Almost one in four mothers and fathers (23.1 per cent) found it difficult to control the amount of time their son or daughter spent watching television or playing on computers, tablets and phones, according to the Action for Children survey.
In comparison, just one in 10 parents (10.3 per cent) found it difficult to get their youngsters to do their homework, while 17.5 per cent struggled with getting them to bed, 10.5 per cent had trouble getting their child out of bed and ready in the morning and 4.6 per cent found it difficult to encourage their offspring to take a bath.
The poll, which questioned around 2000 parents, also revealed that healthy eating is an issue for some mothers and fathers, with nearly one in five (18.6 per cent) admitting that they found it difficult to get their child to eat the right foods.
The findings come amid continuing concerns that youngsters may be spending too much time online or watching TV, with some experts previously warning that pupils can turn up to school tired after spending time in front of a screen late at night.
Carol Iddon, managing director of operations at Action for Children, said: “Technology is an often necessary part of the lives of children and parents alike, but it’s important to maintain a balance with other activities and quality family time.
“We know from our extensive work with families that strong relationships with parents build resilience in children, making them less susceptible to bullying or abuse outside the home, and encouraging them to speak to their parents about any fears or concerns.
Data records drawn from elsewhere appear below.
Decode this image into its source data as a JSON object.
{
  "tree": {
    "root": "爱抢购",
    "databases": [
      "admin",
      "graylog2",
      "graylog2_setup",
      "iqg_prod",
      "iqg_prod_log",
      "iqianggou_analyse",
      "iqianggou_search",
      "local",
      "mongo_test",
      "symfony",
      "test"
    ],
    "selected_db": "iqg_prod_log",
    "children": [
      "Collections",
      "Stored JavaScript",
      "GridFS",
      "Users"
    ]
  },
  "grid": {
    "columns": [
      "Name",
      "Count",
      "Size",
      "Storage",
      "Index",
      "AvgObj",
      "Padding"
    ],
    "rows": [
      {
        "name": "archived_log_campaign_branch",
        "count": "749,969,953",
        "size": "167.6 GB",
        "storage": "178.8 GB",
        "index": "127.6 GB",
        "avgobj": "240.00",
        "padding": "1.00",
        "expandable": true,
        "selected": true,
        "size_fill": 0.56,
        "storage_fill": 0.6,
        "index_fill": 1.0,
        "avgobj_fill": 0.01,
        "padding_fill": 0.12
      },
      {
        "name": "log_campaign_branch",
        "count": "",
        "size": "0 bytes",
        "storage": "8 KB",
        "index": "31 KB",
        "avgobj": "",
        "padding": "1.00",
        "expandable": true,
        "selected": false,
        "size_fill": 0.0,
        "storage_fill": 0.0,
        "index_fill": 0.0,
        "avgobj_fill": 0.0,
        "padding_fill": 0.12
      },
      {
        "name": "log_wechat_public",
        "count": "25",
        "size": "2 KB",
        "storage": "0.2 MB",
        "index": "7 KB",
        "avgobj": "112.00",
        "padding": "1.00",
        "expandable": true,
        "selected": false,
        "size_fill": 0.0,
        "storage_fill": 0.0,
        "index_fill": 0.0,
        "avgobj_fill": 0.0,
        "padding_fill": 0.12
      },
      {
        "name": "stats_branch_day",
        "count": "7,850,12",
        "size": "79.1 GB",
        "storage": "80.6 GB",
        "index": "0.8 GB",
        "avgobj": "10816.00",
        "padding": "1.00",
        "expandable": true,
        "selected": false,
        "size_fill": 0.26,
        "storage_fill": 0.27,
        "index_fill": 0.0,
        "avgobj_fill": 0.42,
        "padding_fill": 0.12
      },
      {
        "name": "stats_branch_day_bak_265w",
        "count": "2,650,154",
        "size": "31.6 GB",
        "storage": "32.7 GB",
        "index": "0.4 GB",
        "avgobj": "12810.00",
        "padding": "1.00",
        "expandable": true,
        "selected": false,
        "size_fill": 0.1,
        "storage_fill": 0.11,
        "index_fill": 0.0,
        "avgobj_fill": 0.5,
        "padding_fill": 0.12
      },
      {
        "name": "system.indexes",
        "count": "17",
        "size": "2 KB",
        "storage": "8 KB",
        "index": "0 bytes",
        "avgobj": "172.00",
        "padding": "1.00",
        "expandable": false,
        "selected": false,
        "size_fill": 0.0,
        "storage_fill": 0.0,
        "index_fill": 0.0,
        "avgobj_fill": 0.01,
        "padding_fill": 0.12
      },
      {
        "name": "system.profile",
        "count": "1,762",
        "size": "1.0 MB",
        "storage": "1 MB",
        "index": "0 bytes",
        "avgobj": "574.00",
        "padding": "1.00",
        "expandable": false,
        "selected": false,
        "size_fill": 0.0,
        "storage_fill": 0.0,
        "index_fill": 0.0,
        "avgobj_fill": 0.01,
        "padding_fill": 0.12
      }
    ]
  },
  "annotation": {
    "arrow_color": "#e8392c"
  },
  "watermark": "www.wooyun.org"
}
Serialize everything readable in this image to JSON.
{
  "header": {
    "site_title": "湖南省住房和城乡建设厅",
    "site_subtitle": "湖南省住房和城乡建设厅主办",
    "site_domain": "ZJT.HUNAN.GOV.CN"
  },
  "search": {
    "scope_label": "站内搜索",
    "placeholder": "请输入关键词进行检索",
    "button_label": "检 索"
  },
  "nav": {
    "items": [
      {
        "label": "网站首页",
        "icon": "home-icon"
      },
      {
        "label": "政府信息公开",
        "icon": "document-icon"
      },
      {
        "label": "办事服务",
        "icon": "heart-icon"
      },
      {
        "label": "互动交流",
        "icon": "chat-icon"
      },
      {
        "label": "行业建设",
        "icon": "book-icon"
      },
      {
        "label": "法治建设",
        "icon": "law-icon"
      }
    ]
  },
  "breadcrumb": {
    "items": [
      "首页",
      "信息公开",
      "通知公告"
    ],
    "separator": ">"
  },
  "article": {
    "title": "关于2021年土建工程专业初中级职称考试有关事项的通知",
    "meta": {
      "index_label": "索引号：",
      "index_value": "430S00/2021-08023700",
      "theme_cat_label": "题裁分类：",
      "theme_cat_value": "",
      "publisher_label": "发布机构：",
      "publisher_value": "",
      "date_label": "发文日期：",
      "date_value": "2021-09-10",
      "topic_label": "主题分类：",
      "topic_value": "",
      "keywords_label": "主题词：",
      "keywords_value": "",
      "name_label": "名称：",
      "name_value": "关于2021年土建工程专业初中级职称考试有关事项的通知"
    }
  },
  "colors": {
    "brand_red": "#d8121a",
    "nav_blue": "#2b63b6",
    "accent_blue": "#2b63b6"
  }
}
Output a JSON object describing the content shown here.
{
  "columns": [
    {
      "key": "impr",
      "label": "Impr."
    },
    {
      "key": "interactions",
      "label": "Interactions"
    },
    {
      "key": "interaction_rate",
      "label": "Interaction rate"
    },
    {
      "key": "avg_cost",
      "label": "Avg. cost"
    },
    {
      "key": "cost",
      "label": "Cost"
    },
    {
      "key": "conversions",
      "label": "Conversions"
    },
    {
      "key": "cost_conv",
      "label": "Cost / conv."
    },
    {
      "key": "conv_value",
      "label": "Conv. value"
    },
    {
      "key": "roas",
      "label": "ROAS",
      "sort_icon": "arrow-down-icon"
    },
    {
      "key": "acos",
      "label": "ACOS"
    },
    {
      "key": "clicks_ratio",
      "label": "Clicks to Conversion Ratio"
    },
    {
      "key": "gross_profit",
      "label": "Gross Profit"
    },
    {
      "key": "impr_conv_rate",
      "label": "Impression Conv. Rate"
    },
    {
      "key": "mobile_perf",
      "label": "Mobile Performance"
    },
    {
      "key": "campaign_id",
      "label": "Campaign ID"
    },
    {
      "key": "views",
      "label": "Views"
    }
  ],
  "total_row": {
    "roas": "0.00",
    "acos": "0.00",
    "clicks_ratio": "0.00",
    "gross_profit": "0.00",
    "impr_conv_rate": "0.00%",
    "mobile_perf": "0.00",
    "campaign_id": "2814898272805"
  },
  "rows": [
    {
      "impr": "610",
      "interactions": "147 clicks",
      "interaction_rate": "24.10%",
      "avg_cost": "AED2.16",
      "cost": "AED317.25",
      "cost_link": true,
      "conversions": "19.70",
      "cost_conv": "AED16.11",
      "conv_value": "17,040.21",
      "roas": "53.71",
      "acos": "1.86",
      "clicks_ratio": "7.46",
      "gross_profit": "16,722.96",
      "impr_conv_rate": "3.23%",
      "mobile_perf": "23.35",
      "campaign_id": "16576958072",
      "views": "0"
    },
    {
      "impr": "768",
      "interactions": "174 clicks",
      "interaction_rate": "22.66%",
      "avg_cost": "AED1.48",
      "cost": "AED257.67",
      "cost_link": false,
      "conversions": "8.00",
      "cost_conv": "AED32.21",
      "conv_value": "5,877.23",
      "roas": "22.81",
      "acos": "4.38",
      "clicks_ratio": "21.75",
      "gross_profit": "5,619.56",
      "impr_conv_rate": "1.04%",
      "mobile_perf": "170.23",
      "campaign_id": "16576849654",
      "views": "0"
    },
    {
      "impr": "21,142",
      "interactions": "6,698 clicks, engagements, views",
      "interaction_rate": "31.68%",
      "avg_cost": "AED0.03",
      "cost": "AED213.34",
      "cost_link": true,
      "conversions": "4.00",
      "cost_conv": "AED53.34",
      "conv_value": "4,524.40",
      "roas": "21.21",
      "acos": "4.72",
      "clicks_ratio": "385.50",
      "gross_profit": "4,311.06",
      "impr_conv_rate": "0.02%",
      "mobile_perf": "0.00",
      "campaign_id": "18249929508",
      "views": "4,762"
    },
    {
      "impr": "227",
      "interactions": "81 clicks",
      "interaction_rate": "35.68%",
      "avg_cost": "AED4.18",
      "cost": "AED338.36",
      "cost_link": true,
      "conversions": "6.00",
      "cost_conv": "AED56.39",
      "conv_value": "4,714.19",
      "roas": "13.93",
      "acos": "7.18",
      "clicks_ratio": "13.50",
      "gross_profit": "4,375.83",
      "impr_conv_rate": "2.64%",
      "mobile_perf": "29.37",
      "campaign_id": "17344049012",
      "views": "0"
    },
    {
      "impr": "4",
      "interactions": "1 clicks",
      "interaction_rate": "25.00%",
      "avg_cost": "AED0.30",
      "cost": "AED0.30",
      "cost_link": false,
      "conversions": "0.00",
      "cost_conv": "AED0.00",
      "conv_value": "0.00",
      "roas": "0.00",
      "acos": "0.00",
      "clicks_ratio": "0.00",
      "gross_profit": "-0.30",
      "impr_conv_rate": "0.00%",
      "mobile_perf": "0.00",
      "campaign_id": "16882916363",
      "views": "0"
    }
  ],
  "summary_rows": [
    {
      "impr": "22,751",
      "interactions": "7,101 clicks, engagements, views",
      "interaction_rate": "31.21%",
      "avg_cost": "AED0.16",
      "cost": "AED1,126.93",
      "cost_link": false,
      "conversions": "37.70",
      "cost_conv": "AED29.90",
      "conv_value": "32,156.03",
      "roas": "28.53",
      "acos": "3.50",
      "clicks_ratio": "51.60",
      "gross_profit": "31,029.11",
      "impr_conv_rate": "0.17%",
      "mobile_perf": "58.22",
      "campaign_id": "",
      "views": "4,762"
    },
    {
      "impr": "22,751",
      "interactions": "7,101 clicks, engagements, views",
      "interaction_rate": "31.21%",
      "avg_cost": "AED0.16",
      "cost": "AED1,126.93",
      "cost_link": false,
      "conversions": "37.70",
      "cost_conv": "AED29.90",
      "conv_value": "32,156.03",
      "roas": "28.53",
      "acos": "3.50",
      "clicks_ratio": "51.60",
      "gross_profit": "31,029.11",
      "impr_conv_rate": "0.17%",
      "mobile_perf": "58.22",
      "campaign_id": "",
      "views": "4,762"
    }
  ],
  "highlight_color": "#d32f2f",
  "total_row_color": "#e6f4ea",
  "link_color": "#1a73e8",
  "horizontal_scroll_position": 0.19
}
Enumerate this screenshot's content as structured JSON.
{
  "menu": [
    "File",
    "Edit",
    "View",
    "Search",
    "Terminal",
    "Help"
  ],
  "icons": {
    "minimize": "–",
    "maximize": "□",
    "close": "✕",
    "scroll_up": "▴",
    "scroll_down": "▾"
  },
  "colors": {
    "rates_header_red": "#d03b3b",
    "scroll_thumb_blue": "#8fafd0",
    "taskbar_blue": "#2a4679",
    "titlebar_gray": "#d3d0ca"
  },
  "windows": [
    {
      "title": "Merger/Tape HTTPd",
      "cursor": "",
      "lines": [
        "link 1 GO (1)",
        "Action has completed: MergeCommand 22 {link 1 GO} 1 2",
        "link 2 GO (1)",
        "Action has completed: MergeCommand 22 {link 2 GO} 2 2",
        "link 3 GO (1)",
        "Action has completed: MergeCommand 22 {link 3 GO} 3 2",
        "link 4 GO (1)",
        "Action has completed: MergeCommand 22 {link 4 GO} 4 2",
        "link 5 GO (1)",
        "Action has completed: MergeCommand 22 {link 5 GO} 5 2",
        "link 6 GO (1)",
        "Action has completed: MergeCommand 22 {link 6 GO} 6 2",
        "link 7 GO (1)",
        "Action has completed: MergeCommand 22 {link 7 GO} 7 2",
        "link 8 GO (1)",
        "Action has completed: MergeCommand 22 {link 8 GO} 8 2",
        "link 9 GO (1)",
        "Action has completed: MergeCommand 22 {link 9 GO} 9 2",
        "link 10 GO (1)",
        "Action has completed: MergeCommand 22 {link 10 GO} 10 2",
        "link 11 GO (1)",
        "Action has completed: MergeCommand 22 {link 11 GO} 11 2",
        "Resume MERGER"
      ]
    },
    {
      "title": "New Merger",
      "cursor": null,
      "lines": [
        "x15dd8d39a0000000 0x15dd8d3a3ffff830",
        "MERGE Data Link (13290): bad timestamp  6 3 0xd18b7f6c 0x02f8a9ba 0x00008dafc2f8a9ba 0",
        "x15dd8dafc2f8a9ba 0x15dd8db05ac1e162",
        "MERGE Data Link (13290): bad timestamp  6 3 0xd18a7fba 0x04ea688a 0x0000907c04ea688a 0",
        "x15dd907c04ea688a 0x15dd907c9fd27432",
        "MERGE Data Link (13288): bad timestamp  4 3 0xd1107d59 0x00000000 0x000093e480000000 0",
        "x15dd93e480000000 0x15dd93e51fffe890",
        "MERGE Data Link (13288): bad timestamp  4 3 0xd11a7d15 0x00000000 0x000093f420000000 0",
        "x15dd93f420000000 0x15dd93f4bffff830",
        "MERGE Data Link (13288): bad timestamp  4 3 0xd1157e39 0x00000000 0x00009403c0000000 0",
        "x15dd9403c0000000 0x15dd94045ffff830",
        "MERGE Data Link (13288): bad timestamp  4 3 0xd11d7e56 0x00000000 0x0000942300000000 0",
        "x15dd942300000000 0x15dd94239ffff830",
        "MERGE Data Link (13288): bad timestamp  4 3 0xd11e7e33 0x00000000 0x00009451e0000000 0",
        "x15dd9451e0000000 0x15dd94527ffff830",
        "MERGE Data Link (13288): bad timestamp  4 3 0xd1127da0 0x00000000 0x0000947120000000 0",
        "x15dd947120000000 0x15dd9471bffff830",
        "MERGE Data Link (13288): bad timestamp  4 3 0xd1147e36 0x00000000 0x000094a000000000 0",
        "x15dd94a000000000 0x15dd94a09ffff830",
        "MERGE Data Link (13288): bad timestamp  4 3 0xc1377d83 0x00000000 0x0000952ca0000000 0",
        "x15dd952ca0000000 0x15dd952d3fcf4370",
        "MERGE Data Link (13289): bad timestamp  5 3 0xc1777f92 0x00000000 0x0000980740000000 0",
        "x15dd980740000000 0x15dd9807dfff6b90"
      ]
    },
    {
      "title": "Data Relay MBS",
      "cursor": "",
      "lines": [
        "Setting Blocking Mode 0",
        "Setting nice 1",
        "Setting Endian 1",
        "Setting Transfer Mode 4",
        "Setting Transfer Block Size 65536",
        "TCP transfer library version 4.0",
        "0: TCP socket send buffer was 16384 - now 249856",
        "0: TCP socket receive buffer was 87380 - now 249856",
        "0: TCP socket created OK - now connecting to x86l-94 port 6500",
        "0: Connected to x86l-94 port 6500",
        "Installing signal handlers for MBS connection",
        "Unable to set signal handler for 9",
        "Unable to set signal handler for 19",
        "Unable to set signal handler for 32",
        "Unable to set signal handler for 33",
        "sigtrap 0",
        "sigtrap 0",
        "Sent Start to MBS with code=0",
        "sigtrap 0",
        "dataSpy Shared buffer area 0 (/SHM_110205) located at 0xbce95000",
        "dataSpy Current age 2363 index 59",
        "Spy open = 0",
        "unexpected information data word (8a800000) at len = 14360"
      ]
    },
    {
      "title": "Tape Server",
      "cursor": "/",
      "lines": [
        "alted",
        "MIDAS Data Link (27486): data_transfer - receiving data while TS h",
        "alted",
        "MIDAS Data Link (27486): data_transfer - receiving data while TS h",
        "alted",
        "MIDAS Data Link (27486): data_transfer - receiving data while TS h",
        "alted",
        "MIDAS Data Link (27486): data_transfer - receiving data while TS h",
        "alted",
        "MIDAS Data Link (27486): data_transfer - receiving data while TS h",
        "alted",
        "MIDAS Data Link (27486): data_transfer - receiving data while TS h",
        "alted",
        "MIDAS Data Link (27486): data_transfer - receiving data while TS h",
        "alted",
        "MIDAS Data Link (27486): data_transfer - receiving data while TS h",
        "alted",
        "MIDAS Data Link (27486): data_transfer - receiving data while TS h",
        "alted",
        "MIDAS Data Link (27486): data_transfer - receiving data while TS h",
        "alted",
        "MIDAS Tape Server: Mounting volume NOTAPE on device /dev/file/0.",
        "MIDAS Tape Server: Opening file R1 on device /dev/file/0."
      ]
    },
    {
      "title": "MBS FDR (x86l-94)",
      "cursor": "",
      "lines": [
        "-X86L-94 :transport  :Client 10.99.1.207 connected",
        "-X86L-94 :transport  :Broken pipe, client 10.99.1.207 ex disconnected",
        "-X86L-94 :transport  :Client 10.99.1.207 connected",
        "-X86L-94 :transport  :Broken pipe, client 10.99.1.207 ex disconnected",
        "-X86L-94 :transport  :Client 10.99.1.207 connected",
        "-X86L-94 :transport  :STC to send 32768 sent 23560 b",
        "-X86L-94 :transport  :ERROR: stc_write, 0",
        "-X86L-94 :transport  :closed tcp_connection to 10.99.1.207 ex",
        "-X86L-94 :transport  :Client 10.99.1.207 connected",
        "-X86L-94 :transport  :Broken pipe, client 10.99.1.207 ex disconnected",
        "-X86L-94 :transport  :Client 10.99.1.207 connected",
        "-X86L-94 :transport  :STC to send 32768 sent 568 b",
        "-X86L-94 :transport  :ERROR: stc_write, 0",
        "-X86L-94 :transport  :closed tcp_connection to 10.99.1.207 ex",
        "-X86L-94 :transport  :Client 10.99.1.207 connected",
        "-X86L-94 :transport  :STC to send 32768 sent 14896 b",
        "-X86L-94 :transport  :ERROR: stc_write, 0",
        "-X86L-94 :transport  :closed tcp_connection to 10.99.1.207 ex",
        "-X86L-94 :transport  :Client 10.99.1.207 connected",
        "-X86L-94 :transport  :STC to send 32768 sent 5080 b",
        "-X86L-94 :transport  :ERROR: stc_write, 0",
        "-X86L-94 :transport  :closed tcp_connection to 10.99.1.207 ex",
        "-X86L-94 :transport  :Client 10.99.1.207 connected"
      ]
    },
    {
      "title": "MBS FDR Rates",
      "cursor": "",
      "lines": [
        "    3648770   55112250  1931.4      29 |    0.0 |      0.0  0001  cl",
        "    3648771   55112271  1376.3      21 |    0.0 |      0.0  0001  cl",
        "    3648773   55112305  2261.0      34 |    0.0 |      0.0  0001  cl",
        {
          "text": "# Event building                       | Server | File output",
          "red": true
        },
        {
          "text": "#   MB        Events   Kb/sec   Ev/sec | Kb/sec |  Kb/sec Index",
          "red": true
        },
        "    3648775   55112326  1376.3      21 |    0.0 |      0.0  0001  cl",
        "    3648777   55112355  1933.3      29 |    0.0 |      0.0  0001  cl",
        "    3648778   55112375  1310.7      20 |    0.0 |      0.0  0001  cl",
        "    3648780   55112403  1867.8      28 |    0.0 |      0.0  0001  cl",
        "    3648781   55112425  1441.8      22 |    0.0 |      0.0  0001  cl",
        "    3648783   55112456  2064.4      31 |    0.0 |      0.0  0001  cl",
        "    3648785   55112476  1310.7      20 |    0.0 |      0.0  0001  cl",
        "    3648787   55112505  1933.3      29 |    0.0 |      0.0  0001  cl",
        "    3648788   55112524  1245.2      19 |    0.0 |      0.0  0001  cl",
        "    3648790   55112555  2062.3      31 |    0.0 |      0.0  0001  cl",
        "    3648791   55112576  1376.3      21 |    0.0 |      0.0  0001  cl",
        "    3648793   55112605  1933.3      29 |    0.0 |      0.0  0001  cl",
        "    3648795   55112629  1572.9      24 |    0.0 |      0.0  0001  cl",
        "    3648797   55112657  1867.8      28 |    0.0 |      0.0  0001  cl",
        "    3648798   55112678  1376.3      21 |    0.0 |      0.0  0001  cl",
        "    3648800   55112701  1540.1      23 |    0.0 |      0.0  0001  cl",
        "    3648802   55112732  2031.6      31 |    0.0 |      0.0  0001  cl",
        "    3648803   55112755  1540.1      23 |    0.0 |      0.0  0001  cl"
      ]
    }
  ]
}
“As well as the conscious effort to cut down on screen-time, some parents benefit from additional support, such as dropping in for a chat or attending support groups at children’s centres, to learn how to better connect with their children.”
The children’s charity has published a series of tips to help parents to get their children to “unplug” from their TV and computer screens. These include planning family activities that do not include technology, and creating a weekly schedule based on the idea of one hour of technology use equalling one hour on other activities.